I’m making requests to the Reddit API. First, I set a subreddit top URL:
reddit_url = URI.parse('https://www.reddit.com/r/pixelart/top.json')
All of these correctly get the contents:
Net::HTTP.get(reddit_url, 'User-Agent' => 'My agent')
Open3.capture2('/usr/bin/curl', '--user-agent', 'My agent', reddit_url.to_s)[0]
URI.open(reddit_url, 'User-Agent' => 'My agent').read
But then I try it with a URL for a specific post:
reddit_url = URI.parse('https://reddit.com/r/PixelArt/comments/lkaiqf/another_watercolour_pixelart_tree.json')
And both Net::HTTP
and Open3
/curl
fail, getting only empty strings. URI.open
continues to work, as does opening the URL in a web browser.
Why doesn’t the second request work with two of the solutions? And why does it work with URI.open
, when that’s supposed to be “an easy-to-use wrapper for Net::HTTP”? What does it do differently, and how to replicate it with Net::HTTP
an curl
?
Working with your example, and focussing on Net::HTTP for simplicity, the first example doesn't work as written:
require 'net/http'
reddit_url = URI.parse('https://www.reddit.com/r/pixelart/top.json')
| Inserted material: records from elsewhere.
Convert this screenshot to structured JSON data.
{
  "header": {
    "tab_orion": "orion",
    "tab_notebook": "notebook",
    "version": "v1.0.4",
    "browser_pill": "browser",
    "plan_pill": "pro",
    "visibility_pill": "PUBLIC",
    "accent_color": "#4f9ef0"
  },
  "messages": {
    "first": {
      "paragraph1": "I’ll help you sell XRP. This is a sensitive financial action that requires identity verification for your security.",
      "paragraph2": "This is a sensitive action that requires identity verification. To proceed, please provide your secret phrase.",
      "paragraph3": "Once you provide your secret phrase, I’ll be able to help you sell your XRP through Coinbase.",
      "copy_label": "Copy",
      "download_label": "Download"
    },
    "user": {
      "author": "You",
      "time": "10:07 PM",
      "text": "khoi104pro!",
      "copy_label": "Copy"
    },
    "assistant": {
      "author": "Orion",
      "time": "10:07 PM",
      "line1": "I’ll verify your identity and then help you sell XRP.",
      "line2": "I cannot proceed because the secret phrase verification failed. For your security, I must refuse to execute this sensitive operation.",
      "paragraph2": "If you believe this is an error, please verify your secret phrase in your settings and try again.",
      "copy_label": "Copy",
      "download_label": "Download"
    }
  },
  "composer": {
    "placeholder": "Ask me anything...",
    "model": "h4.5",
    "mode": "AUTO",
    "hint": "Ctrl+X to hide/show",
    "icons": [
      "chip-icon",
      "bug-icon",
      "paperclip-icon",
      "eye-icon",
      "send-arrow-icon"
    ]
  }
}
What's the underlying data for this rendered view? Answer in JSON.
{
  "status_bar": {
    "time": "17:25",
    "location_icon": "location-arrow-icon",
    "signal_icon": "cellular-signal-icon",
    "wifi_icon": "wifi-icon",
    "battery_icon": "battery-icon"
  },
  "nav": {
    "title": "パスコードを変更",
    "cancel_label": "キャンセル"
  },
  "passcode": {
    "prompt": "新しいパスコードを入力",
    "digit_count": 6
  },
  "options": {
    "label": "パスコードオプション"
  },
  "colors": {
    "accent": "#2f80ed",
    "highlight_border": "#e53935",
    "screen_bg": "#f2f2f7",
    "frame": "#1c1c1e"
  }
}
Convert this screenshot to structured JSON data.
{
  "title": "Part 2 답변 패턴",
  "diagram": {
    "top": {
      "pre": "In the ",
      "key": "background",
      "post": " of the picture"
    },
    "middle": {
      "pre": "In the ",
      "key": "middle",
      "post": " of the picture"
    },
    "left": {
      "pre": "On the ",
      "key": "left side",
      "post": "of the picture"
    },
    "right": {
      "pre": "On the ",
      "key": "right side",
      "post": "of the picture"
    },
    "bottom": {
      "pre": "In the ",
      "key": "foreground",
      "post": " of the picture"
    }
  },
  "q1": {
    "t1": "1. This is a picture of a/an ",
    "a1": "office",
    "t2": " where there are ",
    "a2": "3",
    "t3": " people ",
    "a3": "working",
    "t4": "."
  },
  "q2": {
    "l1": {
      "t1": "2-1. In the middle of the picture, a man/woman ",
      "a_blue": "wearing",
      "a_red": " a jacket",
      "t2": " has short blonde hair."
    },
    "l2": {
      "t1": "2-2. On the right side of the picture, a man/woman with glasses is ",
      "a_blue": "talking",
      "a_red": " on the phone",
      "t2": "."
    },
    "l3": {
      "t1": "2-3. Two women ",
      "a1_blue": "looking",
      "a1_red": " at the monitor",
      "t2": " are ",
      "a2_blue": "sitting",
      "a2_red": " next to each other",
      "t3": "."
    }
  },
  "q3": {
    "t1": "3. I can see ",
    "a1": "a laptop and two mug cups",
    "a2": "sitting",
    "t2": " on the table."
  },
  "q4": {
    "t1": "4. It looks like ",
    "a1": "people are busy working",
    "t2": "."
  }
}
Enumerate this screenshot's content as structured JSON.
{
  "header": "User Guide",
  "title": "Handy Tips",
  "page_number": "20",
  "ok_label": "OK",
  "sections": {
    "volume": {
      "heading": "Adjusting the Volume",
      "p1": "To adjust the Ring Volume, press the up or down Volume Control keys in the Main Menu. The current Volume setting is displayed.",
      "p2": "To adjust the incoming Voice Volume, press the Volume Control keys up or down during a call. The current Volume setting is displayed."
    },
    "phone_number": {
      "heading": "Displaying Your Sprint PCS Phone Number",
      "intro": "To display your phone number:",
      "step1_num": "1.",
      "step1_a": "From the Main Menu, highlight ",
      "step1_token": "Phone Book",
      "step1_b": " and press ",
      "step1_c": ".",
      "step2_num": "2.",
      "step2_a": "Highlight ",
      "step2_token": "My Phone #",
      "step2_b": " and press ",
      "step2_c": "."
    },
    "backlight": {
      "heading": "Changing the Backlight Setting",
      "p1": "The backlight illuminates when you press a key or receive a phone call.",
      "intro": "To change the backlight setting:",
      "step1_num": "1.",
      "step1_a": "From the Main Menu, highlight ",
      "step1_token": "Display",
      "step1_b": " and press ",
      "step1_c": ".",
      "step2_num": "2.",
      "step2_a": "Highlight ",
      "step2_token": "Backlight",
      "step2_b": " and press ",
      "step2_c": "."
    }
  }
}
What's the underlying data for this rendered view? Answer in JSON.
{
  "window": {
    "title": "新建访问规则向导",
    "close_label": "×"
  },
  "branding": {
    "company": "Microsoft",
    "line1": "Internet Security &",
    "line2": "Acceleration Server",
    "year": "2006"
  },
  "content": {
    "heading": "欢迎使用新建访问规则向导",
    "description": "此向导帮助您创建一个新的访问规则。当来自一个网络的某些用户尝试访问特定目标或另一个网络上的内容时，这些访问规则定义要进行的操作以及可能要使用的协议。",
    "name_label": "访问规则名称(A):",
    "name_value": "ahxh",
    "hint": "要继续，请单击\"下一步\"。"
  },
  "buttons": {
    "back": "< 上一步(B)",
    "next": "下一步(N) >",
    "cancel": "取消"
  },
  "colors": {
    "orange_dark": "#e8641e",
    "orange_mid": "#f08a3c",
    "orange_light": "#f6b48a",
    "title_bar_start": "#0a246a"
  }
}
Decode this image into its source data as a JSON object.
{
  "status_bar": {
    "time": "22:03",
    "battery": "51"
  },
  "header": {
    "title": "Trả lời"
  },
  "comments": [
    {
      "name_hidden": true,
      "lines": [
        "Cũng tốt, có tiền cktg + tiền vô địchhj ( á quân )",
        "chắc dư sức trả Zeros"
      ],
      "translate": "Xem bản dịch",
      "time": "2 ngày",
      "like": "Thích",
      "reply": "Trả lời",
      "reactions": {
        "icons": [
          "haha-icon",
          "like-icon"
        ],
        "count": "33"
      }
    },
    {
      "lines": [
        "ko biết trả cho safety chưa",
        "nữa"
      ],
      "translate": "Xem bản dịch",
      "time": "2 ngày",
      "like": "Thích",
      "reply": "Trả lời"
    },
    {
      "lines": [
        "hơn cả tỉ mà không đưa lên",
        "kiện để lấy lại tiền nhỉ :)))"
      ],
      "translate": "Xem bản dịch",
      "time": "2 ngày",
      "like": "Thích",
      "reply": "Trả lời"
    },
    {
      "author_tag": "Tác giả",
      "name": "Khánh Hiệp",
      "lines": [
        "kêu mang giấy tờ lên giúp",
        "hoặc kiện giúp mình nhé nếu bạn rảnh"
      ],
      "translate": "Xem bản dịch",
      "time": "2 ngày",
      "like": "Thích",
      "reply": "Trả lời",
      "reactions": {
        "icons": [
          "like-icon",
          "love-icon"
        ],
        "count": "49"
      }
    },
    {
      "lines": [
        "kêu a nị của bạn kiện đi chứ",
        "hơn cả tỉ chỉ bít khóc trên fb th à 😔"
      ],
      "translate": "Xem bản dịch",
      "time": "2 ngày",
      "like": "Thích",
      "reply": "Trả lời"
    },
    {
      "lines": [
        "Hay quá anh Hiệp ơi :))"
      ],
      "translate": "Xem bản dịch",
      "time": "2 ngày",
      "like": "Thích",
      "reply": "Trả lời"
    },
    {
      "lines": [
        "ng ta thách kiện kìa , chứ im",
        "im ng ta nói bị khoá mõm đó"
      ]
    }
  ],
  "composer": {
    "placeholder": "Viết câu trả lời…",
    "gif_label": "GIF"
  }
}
Net::HTTP.get(reddit_url, 'User-Agent' => 'My agent')
# => Type Error - no implicit conversion of URI::HTTPS into String
Instead I used this as my starting point:
require 'net/http'
reddit_url = URI.parse('https://www.reddit.com/r/pixelart/top.json')
http = Net::HTTP.new(reddit_url.host, reddit_url.port)
http.use_ssl = true
result = http.get(reddit_url.request_uri, 'User-Agent' => 'My agent')
puts result
# => #<Net::HTTPOK:0x00007fc3ea8e7320>
puts result.body.size
# => 167,394
With that working we can try the second URL. Interestingly, I get different results depending on whether I re-use the initial connection or make a new one:
require 'net/http'
reddit_url = URI.parse('https://www.reddit.com/r/pixelart/top.json')
reddit_url_two = URI.parse('https://reddit.com/r/PixelArt/comments/lkaiqf/another_watercolour_pixelart_tree.json')
http = Net::HTTP.new(reddit_url.host, reddit_url.port)
http.use_ssl = true
result = http.get(reddit_url.request_uri, 'User-Agent' => 'My agent')
puts result
# => #<Net::HTTPOK:0x00007f931a143390>
puts result.body.size
# => 174,615
http_two = Net::HTTP.new(reddit_url_two.host, reddit_url_two.port)
http_two.use_ssl = true
result_two = http_two.get(reddit_url_two.request_uri, 'User-Agent' => 'My agent')
puts result_two
# => #<Net::HTTPMovedPermanently:0x00007f931a148818>
puts result_two.body.size
# => 0
result_reusing_connection = http.get(reddit_url_two.request_uri, 'User-Agent' => 'My agent')
puts result_reusing_connection
# => #<Net::HTTPOK:0x00007f931a0fb3b0>
puts result_reusing_connection.body.size
# => 141,575
So I suspect you're getting a 301 redirect sometimes and that's causing the confusion. There's another question and answer here for how to follow redirects.